To succeed in this market, you need to be able to construct a profile that is extremely attractive to a broad range of people who do not know you in real life. If employers and women can reject large portions of the population for mostly superficial and irrelevant reasons, the solution to this is to do something similar to the A/B testing Facebook, Instagram, and YouTube use on their ads. A dating profile or a resume is essentially a personal ad in digital format. Everyone who puts out digital ads engages in A/B testing, because that is the only way to successful. You must modify the text, style, and images you use on your profile to attract AND maintain relationships.
Attractive profiles are equally important to the maintenance of personal relationships as they are to forming them. If you have an unattractive profile, the profiles you are connected to are going to take a hit as well. This can be observed when someone is being cancelled for a minor social faux pas. Everyone is expected to pile in on the offending person/profile and their friends are more likely to cut them out of their social lives then come to their defense. A huge part of why cancelling someone is so effective, is because profiles are for less durable than people's authenticate character. Before the internet, if someone became famous for their indiscretions, you would need to be a very famous person who did it in public or you would have had to have committed a serious crime. Today anyone can be on the front page of twitter and the information bottleneck that was the news has been destroyed. Everyone must think like a PR representative.
This way of identifying with and interacting with profiles is known as profilicity This is the new way human beings interact with eachother, profilicity is crowding out sincerity. The crux of profilicty is observing something through the lens of the "general peer". This is a 2nd order observation. An employer not only wants you to be able to do the job, but wants you social media presence to be anodyne enough that the "general peer" won't find it offensive. The girl you swiped right on doesn't just want you to be a caring, reasonably attractive person, she wants to be able to show you off on her Instagram. Everyone has, for all intents and purposes, become a brand. This is the core issue "incels" deal with. The skills needed to present yourself that way and interact that way are overrepresented in sociopathic people, but it is impossible to function in this world without these skills. It is doing something terrible to the souls of the people who engage in it, similar to the way a prostitute's soul in corrupted by exploiting vunerable men.

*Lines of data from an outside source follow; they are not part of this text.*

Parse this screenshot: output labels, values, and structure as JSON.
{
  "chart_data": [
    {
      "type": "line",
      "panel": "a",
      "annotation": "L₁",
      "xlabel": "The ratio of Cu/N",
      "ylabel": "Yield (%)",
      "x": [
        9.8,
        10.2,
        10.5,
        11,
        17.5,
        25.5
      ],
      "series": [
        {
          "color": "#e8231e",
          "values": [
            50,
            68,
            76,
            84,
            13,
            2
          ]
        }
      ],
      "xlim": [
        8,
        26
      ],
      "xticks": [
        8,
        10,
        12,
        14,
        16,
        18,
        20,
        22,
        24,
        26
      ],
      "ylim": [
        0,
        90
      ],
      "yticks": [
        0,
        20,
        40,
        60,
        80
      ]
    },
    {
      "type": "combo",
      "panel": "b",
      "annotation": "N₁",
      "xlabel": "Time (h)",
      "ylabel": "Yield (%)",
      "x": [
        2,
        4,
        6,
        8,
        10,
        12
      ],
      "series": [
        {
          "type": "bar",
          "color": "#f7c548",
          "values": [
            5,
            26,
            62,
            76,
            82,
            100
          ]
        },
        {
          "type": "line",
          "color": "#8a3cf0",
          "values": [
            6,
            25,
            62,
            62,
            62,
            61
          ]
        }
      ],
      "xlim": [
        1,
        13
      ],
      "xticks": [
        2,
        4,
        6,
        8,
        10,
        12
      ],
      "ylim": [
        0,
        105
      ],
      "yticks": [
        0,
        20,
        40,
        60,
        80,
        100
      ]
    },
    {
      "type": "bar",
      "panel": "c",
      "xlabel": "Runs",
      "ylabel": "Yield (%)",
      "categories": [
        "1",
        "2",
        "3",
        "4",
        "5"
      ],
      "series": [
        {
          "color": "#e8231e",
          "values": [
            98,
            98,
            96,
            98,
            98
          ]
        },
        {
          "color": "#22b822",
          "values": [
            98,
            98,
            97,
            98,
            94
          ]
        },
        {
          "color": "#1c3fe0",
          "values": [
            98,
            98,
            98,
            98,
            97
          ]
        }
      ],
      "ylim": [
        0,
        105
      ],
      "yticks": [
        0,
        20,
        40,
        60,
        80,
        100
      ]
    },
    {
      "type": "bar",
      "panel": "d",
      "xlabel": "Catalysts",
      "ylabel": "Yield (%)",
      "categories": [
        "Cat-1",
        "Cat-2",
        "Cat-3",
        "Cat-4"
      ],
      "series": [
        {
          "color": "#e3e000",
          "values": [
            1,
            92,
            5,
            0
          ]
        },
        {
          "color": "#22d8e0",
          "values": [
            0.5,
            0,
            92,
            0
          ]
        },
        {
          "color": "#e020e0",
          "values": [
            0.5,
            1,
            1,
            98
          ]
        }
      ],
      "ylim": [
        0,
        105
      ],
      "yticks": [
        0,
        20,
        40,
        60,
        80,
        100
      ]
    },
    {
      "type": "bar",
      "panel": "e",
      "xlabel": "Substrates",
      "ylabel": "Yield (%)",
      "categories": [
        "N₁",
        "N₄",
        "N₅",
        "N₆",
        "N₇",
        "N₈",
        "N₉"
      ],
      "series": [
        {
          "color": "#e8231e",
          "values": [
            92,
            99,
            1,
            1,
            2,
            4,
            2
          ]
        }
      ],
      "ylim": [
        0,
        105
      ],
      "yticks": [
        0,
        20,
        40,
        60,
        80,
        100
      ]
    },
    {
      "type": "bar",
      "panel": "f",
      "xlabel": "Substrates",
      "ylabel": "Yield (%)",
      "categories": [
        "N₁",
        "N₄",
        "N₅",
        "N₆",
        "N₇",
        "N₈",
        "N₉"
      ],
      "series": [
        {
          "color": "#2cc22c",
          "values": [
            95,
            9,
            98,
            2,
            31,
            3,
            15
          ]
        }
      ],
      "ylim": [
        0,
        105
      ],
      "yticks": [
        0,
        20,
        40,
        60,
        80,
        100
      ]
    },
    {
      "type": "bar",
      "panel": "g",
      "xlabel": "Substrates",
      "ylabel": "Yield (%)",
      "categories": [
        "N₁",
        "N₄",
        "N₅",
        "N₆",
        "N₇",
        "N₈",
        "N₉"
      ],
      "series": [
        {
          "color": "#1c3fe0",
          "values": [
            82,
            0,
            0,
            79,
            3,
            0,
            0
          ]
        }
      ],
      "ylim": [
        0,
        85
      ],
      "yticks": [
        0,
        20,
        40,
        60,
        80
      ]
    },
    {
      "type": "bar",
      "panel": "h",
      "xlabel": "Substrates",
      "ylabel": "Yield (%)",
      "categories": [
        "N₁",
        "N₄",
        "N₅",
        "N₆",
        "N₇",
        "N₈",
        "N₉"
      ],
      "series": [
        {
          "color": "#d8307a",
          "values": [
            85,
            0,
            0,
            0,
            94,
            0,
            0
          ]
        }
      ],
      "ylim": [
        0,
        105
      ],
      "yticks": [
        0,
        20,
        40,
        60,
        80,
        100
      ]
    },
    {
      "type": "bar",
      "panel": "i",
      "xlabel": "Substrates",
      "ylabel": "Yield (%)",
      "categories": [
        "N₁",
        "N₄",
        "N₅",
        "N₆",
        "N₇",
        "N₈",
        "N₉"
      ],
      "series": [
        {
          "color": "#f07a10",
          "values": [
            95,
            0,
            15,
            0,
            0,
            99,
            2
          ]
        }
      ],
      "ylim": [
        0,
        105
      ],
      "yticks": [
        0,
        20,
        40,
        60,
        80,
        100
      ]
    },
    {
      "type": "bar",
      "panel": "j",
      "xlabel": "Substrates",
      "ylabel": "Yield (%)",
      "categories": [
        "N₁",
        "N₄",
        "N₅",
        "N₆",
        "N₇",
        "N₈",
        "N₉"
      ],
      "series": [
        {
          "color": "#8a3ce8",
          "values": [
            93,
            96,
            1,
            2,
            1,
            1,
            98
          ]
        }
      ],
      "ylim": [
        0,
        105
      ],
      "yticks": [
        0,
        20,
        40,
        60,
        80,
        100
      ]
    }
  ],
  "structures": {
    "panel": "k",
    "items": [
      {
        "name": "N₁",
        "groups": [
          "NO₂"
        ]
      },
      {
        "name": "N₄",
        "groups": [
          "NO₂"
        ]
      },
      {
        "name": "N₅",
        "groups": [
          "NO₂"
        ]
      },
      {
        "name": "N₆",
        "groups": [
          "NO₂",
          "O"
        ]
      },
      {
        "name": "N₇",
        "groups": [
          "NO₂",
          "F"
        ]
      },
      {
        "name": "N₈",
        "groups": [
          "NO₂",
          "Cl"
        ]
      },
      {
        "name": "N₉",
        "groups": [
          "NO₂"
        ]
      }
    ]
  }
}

"Social media platforms make you perform
in public for approval, but LinkedIn is among
the worst because it makes you perform in
public for money. In that sense, it's only
cousin is only fans"
Naval Ravikant.
Tying real identity to our digital profiles has forced everyone to commodify themselves in the most crass way possible. They overshare details of their lives in a way that is pornographic. Writing a story about your personal trauma for the world to see and monetizing it with ads, whether the trauma is the loss of a loved one or a crime committed against you, cheapens it. Interacting with people in this way is extremely alienating. We are all incels now. We are all sex workers now.